Hoge Raad, 17-02-2012, BV6162, 10/04521
Hoge Raad, 17-02-2012, BV6162, 10/04521
Gegevens
- Instantie
- Hoge Raad
- Datum uitspraak
- 17 februari 2012
- Datum publicatie
- 17 februari 2012
- ECLI
- ECLI:NL:HR:2012:BV6162
- Formele relaties
- Conclusie: ECLI:NL:PHR:2012:BV6162
- Zaaknummer
- 10/04521
Inhoudsindicatie
Beroepsaansprakelijkheid makelaar. Onjuiste gegevens in verkoopbrochure. Gehoudenheid makelaar juistheid te controleren van de van opdrachtgever of derde ontvangen gegevens, afhankelijk van de omstandigheden van het geval. Of potentiële koper mag afgaan op juistheid informatie makelaar, onder meer afhankelijk van eventuele mededelingen makelaar over mate waarin hij voor juistheid instaat. Dat makelaar jegens potentiële koper niet in contractuele verhouding staat, doet daaraan niet af. Oordeel hof dat beroep makelaar op exoneratieclausule in verkoopbrochure naar maatstaven van redelijkheid en billijkheid onaanvaardbaar is, onjuist dan wel onvoldoende gemotiveerd, nu hof niet is ingegaan op alle relevante omstandigheden.
Uitspraak
17 februari 2012
Eerste Kamer
10/04521
RM/MD
Hoge Raad der Nederlanden
Arrest
in de zaak van:
SAVILLS NEDERLAND HOLDING B.V. (VOORHEEN SAVILLS NEDERLAND B.V.),
gevestigd te Amsterdam,
EISERES tot cassatie,
advocaten: mr. B.T.M. van der Wiel en mr. A.M. van Aerde,
t e g e n
[Verweerster],
gevestigd te [vestigingsplaats],
VERWEERSTER in cassatie,
advocaat: aanvankelijk mr. J.P. Heering en mr. R.A.A. Duk, thans mr. P.A. Ruig.

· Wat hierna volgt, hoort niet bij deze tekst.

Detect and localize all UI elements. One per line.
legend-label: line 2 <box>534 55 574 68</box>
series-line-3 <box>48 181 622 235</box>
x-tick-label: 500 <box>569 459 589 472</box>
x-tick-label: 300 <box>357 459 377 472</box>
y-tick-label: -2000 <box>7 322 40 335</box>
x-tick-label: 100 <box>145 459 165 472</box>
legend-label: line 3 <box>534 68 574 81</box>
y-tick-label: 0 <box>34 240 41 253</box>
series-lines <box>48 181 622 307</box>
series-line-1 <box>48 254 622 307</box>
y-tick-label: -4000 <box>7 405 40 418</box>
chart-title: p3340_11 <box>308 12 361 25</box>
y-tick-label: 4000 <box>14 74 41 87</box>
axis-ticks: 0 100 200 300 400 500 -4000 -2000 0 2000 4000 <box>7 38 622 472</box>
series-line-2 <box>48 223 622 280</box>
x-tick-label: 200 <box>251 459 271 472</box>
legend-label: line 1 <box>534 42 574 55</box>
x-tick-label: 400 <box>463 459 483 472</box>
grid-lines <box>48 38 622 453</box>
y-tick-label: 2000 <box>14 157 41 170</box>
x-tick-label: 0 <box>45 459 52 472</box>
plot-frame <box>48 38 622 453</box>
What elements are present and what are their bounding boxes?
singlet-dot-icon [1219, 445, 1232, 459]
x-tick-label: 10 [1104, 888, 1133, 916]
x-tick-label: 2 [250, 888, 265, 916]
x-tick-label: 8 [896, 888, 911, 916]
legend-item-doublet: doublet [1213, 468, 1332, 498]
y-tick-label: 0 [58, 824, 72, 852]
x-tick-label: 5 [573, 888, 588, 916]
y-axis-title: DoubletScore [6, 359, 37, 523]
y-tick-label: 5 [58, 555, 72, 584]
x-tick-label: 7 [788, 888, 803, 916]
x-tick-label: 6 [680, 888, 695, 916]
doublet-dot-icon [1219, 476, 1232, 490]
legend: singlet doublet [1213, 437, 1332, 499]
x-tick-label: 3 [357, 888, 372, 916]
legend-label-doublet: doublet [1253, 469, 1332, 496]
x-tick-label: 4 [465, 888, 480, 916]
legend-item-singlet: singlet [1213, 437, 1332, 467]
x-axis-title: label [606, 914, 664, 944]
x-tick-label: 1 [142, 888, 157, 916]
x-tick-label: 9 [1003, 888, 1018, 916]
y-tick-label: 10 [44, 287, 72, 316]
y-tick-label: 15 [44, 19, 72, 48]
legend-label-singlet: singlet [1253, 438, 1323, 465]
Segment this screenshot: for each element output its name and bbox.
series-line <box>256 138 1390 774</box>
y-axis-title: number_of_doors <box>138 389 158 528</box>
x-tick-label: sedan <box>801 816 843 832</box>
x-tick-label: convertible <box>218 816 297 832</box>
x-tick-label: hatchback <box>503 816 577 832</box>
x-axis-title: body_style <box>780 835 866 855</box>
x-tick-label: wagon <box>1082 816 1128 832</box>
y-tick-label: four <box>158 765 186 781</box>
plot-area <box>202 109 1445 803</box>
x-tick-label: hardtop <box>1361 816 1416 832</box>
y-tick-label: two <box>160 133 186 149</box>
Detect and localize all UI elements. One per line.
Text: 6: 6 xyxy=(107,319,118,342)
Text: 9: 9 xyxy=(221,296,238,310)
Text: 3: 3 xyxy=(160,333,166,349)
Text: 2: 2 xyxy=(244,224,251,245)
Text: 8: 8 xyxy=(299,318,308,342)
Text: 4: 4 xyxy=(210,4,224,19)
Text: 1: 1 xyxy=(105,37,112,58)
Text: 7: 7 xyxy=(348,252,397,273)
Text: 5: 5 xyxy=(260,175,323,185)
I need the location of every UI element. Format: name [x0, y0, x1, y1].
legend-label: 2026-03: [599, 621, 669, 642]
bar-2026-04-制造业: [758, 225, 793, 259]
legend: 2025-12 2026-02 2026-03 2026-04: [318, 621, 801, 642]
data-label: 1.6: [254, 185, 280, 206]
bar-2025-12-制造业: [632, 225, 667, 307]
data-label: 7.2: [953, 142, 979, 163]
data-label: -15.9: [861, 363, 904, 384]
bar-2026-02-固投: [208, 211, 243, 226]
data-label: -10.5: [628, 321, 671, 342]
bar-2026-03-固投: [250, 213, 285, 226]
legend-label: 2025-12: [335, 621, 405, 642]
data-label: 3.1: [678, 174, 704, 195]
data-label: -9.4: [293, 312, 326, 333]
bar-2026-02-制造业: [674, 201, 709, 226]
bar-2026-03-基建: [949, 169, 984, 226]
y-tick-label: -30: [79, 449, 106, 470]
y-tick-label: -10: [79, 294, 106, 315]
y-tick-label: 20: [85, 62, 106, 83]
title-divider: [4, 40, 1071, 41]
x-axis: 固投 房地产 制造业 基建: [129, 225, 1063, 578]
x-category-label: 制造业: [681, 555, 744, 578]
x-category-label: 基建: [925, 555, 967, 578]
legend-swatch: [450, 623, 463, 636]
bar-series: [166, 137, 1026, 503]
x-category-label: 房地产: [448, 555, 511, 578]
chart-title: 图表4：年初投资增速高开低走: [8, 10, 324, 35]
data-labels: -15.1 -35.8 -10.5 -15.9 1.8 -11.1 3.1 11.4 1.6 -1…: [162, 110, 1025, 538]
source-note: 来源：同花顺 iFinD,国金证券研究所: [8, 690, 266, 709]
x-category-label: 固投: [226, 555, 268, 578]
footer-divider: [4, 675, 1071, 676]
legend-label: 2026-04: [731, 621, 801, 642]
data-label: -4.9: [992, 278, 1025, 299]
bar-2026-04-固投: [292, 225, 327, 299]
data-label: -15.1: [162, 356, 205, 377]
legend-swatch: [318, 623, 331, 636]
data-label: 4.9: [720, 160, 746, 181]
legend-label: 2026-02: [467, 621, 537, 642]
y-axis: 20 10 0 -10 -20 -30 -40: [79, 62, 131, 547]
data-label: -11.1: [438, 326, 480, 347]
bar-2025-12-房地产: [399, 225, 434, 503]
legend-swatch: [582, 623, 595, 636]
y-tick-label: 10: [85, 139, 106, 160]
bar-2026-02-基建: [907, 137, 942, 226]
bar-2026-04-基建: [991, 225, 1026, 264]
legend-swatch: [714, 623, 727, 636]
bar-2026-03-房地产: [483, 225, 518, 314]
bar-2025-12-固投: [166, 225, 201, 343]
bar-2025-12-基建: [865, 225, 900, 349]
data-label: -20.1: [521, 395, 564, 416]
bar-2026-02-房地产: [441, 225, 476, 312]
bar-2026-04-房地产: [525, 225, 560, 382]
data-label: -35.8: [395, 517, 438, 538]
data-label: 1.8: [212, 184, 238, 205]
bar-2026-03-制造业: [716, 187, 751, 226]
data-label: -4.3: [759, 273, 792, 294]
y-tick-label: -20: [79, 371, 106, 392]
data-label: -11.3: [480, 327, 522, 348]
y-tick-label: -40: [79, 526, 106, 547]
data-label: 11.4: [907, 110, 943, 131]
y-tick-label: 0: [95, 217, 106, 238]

Partijen zullen hierna ook worden aangeduid als Savills en [verweerster].
1. Het geding in feitelijke instanties
Voor het verloop van het geding in feitelijke instanties verwijst de Hoge Raad naar de navolgende stukken:
a. de vonnissen in de zaak 163072 / HA ZA 07-1838 van de rechtbank Arnhem van 5 maart 2008, 28 mei 2008 en 26 november 2008;
b. het arrest in de zaak 200.028.341 van het gerechtshof te Arnhem van 6 juli 2010.
Het arrest van het hof is aan dit arrest gehecht.
2. Het geding in cassatie
Tegen het arrest van het hof heeft Savills beroep in cassatie ingesteld. De cassatiedagvaarding is aan dit arrest gehecht en maakt daarvan deel uit.
[Verweerster] heeft geconcludeerd tot verwerping van het beroep.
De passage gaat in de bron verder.